The Back Bay Architectural Commission (BBAC) on November 10 approved a homeowner’s request to install a Tesla charging station on the back facade of his building.
Evan Friedler, who lives at 402 Marlborough St., said that he is buying a Tesla and would like to install a charging station on the rear facade with “direct proximity” to his parking space. He proposed that it be mounted fairly low to the ground, and “we hope that the low mounting…will make it as visually unobtrusive as possible.”
Friedler said that the charging station only comes in a white acrylic color, and some Commissioners had suggestions for what could be done about that to make it blend in with the historic district. He added that a number of Back Bay residents are expected to purchase electric cars, which means they will have to go through similar approval for their charging stations.

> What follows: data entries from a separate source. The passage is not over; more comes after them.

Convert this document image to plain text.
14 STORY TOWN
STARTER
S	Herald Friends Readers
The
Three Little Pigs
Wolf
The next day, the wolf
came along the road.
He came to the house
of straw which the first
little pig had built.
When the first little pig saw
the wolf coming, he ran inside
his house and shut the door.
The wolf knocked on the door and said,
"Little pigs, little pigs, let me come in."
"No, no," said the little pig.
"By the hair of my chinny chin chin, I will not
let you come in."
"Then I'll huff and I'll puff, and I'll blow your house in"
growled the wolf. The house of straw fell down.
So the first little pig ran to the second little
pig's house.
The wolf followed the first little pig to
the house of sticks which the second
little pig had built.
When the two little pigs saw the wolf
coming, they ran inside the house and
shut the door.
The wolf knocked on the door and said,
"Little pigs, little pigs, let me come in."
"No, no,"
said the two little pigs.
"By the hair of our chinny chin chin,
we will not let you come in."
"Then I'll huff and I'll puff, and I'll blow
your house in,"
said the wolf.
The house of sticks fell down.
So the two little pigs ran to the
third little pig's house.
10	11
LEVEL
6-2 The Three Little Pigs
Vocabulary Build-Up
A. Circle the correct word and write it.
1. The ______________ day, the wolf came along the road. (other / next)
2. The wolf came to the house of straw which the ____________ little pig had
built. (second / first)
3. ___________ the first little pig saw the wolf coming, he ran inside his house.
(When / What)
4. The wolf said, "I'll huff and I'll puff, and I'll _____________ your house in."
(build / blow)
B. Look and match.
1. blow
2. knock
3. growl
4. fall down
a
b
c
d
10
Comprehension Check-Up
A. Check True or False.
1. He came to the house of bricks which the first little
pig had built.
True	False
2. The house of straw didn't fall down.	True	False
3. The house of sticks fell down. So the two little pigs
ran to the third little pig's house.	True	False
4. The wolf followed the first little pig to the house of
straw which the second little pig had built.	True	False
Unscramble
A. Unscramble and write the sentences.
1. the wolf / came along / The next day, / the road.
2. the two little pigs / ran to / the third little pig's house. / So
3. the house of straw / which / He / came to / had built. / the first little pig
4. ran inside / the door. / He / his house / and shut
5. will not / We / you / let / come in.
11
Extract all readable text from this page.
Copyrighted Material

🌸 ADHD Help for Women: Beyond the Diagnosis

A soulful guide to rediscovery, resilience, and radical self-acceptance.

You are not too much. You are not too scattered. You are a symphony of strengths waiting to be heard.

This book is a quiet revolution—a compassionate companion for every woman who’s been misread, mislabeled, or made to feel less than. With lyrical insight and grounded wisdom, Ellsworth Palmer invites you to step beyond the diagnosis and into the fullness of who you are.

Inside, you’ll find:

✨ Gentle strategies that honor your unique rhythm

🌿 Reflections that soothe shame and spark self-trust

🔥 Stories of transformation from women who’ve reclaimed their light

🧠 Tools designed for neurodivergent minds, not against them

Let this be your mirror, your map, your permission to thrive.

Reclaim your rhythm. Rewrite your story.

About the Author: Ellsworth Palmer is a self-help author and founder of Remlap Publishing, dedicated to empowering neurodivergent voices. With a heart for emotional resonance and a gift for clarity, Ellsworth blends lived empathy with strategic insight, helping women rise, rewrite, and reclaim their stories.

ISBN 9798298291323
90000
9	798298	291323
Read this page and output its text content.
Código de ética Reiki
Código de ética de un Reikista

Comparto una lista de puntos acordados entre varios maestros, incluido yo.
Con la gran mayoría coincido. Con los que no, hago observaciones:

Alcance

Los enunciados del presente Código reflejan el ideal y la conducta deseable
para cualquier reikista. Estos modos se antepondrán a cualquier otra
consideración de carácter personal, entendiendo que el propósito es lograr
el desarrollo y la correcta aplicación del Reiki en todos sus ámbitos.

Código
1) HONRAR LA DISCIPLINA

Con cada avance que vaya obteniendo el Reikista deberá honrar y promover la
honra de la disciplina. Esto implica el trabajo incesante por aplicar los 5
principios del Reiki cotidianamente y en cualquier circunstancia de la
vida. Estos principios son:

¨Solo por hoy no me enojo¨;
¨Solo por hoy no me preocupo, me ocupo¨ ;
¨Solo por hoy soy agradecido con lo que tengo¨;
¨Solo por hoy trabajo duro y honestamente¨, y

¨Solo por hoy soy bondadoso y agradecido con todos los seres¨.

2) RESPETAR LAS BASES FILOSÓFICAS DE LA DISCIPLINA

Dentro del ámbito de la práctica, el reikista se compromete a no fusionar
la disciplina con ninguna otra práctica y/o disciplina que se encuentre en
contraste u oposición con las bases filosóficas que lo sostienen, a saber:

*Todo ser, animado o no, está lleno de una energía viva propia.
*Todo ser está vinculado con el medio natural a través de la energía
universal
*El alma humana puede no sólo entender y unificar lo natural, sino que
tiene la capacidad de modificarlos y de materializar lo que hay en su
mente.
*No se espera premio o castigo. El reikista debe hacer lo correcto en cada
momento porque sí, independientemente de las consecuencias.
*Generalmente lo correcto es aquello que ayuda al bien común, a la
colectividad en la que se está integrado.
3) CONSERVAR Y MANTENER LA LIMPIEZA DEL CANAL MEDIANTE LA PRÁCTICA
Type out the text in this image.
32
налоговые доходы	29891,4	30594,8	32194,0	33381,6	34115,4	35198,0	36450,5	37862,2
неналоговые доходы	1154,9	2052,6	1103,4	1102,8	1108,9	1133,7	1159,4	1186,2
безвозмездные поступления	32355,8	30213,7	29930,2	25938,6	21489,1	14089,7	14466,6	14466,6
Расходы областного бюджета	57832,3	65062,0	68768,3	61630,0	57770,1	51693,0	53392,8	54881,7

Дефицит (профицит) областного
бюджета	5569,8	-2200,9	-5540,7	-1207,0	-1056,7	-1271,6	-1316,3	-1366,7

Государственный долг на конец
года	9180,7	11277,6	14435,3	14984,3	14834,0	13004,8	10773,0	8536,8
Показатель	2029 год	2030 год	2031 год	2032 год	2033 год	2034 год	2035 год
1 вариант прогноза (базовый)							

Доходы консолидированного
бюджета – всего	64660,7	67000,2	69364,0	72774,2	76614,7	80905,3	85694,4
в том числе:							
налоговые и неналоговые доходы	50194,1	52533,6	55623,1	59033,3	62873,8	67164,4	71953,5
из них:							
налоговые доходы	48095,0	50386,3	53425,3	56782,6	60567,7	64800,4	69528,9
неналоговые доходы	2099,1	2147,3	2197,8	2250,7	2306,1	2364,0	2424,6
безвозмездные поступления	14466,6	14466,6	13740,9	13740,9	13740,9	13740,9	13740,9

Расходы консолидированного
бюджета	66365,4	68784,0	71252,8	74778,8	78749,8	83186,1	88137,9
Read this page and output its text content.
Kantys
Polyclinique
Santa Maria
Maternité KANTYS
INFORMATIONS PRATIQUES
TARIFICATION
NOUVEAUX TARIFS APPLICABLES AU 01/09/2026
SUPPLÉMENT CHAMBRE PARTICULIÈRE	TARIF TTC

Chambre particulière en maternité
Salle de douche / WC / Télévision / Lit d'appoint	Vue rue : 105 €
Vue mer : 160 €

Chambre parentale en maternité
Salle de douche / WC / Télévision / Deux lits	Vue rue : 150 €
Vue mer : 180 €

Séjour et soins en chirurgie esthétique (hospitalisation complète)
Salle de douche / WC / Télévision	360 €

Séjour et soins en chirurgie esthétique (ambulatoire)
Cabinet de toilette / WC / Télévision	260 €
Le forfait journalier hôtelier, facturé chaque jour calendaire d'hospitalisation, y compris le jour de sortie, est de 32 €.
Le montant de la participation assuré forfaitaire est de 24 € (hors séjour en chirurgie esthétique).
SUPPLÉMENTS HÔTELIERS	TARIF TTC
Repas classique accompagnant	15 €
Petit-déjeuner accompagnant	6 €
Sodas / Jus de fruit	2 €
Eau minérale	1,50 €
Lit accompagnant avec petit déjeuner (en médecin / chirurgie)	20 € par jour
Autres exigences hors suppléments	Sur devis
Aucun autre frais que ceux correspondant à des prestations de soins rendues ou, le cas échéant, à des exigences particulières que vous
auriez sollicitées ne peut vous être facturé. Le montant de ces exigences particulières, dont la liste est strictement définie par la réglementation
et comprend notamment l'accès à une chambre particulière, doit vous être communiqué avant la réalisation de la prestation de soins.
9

Commissioner John Christiansen said that the applicant could ask Tesla if the station could be made in other colors, especially if other Back Bay residents are going to be purchasing the cars in the near future.
Commissioner Robert Weintraub said he did not believe that is a realistic expectation and “it’s a matter for a different time.”
He continued, “I don’t think he has a choice. He’s got to buy what they are providing if it only comes in one color. It is what it is. We can probably approach Tesla and advocate for our needs and wants but that is certainly not going to happen…anytime soon.”
Friedler was also asked if the charging station could be painted or a box be put over it to help camouflage it.
Friedler responded by saying that the manufacturer’s instructions state not to cover or restrict the station in any way, but he said that he “can get a second opinion of course.”
Commissioner Genia Demetriades said that “you can probably achieve thee same with plantings,” and Friedler said that a planting would be something he would agree to.
“The neighborhood association is very much in favor of electric chargers, however, we are concerned about the visual impact,” said Sue Prindle of the Neighborhood Association of the Back Bay. “Any of the solutions suggested would work on this one,” she said, adding that she “would hope” that Landmarks staff has the final word on whatever is chosen to help hide the charging station.
The Commission voted to approve the application “with the proviso that the charging station be covered with a bush or some kind of plant that will shield it from the public way,” according to Weintraub.